Enigmas do emprego no Brasil

Desde 2011, quando a taxa de crescimento do PIB brasileiro começou a desacelerar, a continuidade do processo de redução da taxa de desemprego tem surpreendido muitos analistas. Nos últimos três anos, a taxa de desemprego aberto, medida pela Pesquisa Mensal de Emprego (PME-IBGE) nas principais regiões metropolitanas do País, reduziu-se de 5,5% em dezembro de 2010 para 4,35% em dezembro de 2013. A taxa de crescimento média do PIB foi de apenas
1,7% no período. Há uma espécie de consenso nas interpretações sobre o mercado de trabalho brasileiro. Segundo a
visão convencional, há uma redução da demanda por trabalho, associada à desaceleração do PIB e confirmada pela
menor criação de vagas de trabalho.
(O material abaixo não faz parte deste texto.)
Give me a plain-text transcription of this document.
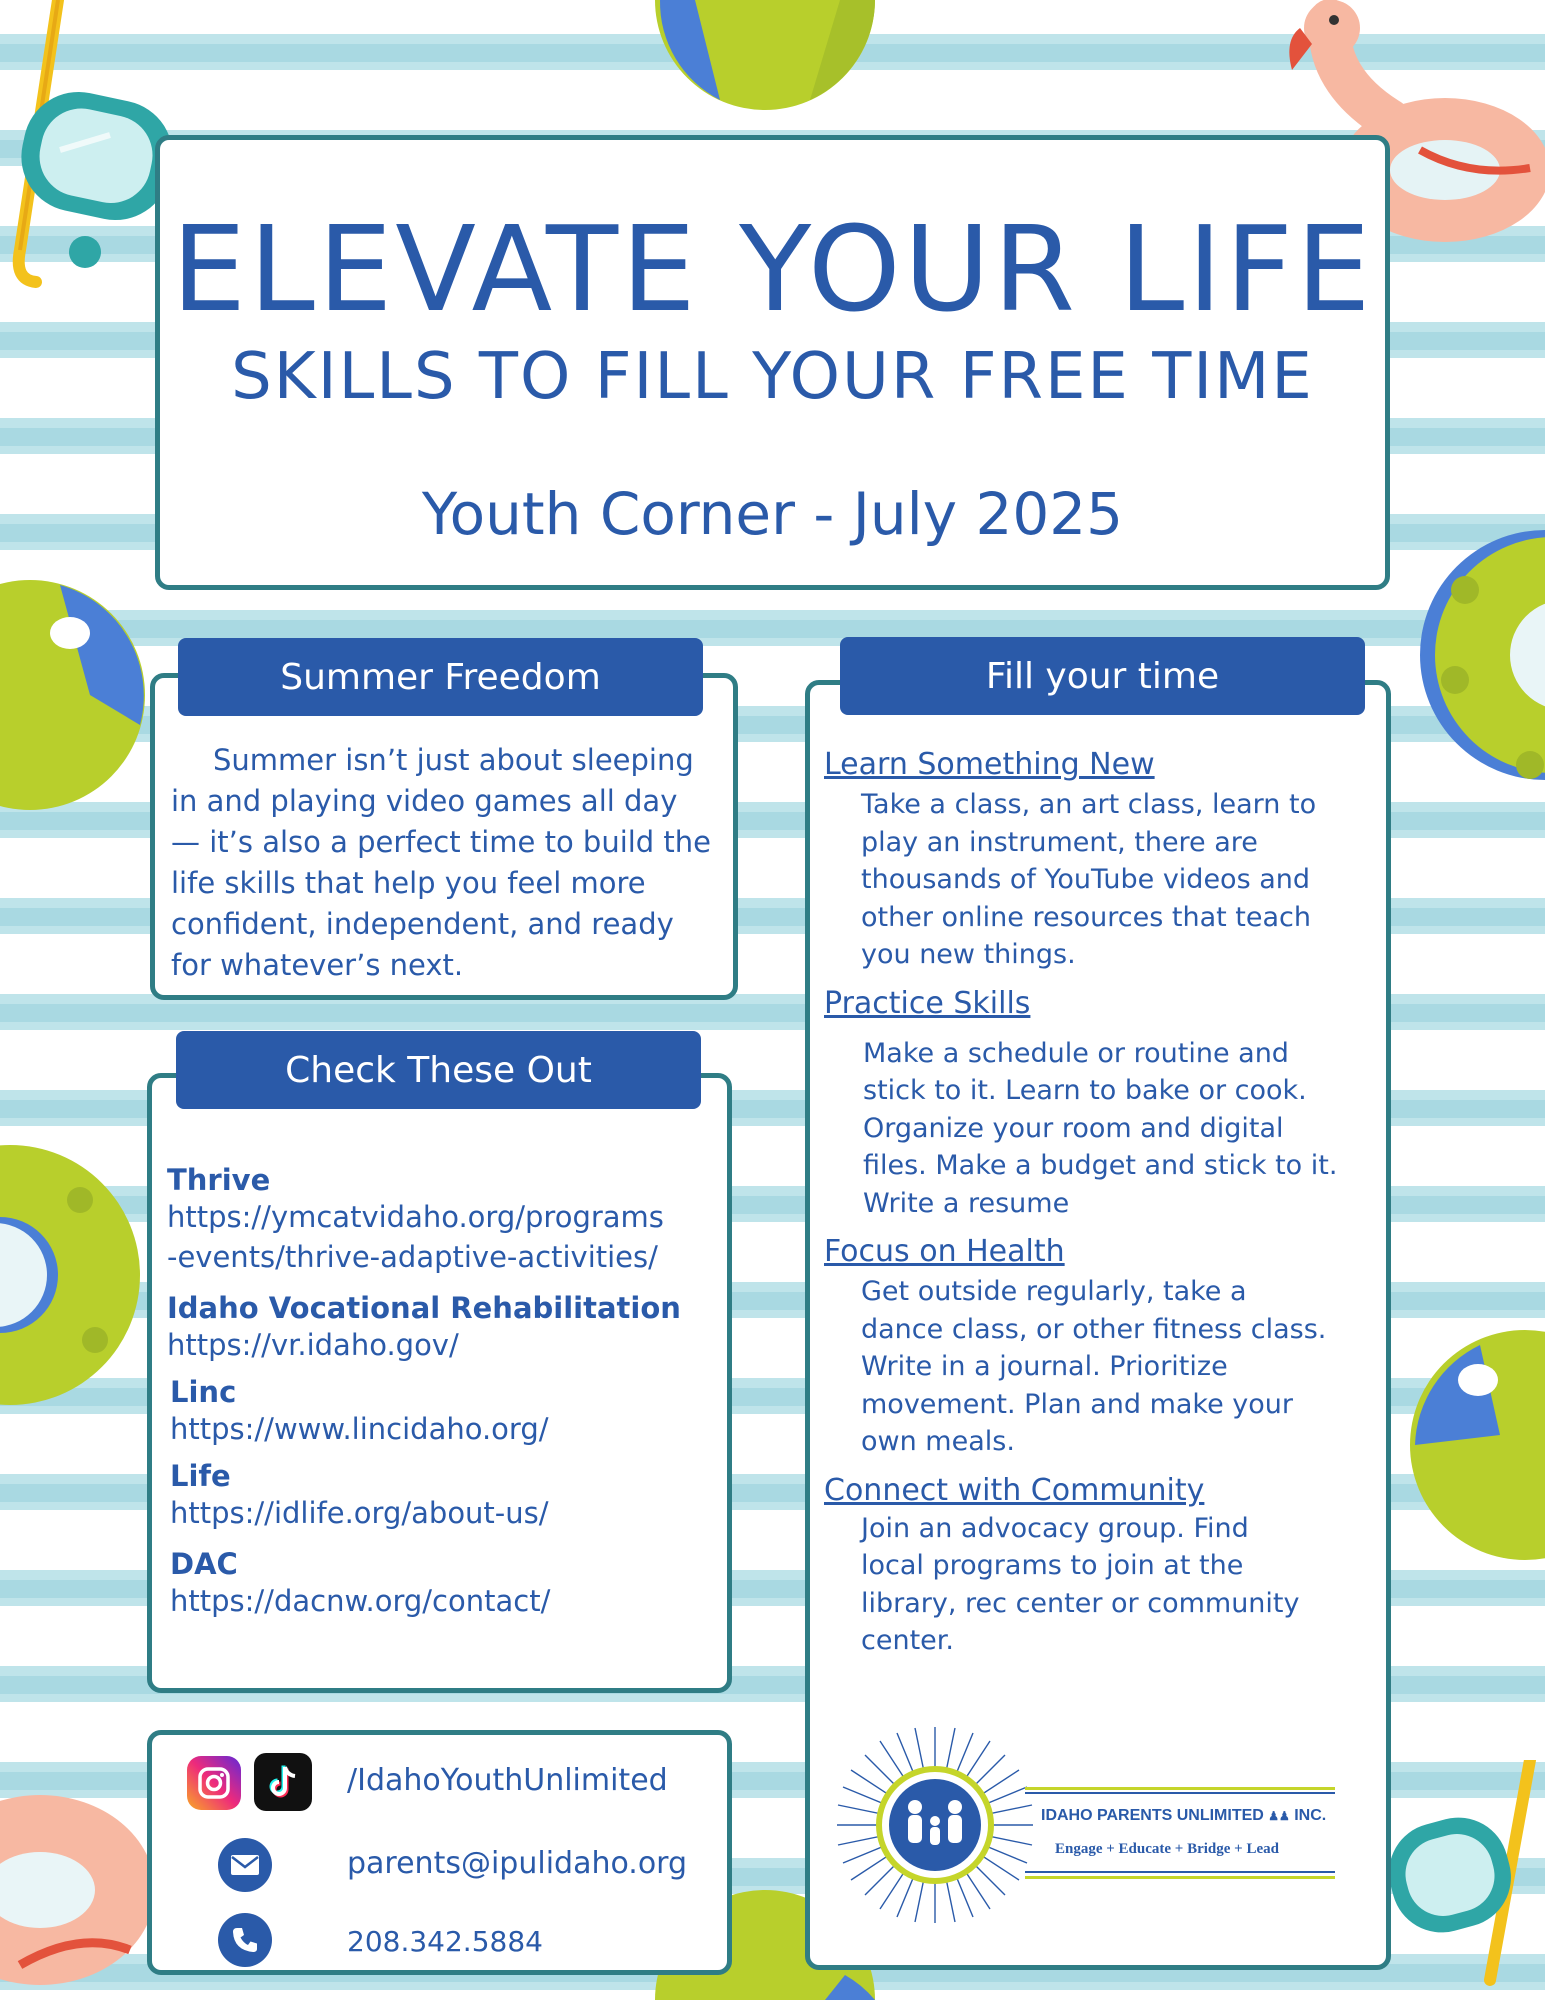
ELEVATE YOUR LIFE
SKILLS TO FILL YOUR FREE TIME
Youth Corner - July 2025
Summer isn’t just about sleeping
in and playing video games all day
— it’s also a perfect time to build the
life skills that help you feel more
confident, independent, and ready
for whatever’s next.
Summer Freedom
Thrive
https://ymcatvidaho.org/programs
-events/thrive-adaptive-activities/
Idaho Vocational Rehabilitation
https://vr.idaho.gov/
Linc
https://www.lincidaho.org/
Life
https://idlife.org/about-us/
DAC
https://dacnw.org/contact/
Check These Out
/IdahoYouthUnlimited
parents@ipulidaho.org
208.342.5884
Learn Something New
Take a class, an art class, learn to
play an instrument, there are
thousands of YouTube videos and
other online resources that teach
you new things.
Practice Skills
Make a schedule or routine and
stick to it. Learn to bake or cook.
Organize your room and digital
files. Make a budget and stick to it.
Write a resume
Focus on Health
Get outside regularly, take a
dance class, or other fitness class.
Write in a journal. Prioritize
movement. Plan and make your
own meals.
Connect with Community
Join an advocacy group. Find
local programs to join at the
library, rec center or community
center.
IDAHO PARENTS UNLIMITED ♟♟ INC.
Engage + Educate + Bridge + Lead
Fill your time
Porém a redução do ritmo de crescimento da oferta de trabalho, devido à desaceleração da taxa de crescimento da População Economicamente Ativa (PEA), tem contribuído para manter a taxa de desemprego estável e baixa, mesmo em um cenário de desaquecimento do nível de atividade.

Há indicativos, porém, de que os movimentos de desaceleração da PEA e do ritmo de criação de vagas sejam apenas conjunturais. Observa-se, de fato, uma tendência de longo prazo de redução da taxa de crescimento da PEA, uma vez que a População em Idade Ativa (PIA) também apresenta menor crescimento, devido à menor expansão populacional. Porém a desaceleração da PEA no último ano foi mais intensa do que se poderia depreender dos movimentos demográficos. Segundo os dados da PME, a taxa de crescimento da PEA passou de 1,7% em dezembro de 2012 para 0,6% em dezembro de 2013 (variação acumulada em 12 meses). Por outro lado, a PIA manteve a sua trajetória suave de desaceleração, passando de uma expansão de 1,2% em dezembro de 2012 para 1,1% em dezembro de 2013 (também em 12 meses). A desaceleração mais intensa da PEA deve-se, portanto (e principalmente), à queda da taxa participação, a razão entre a PEA e a PIA.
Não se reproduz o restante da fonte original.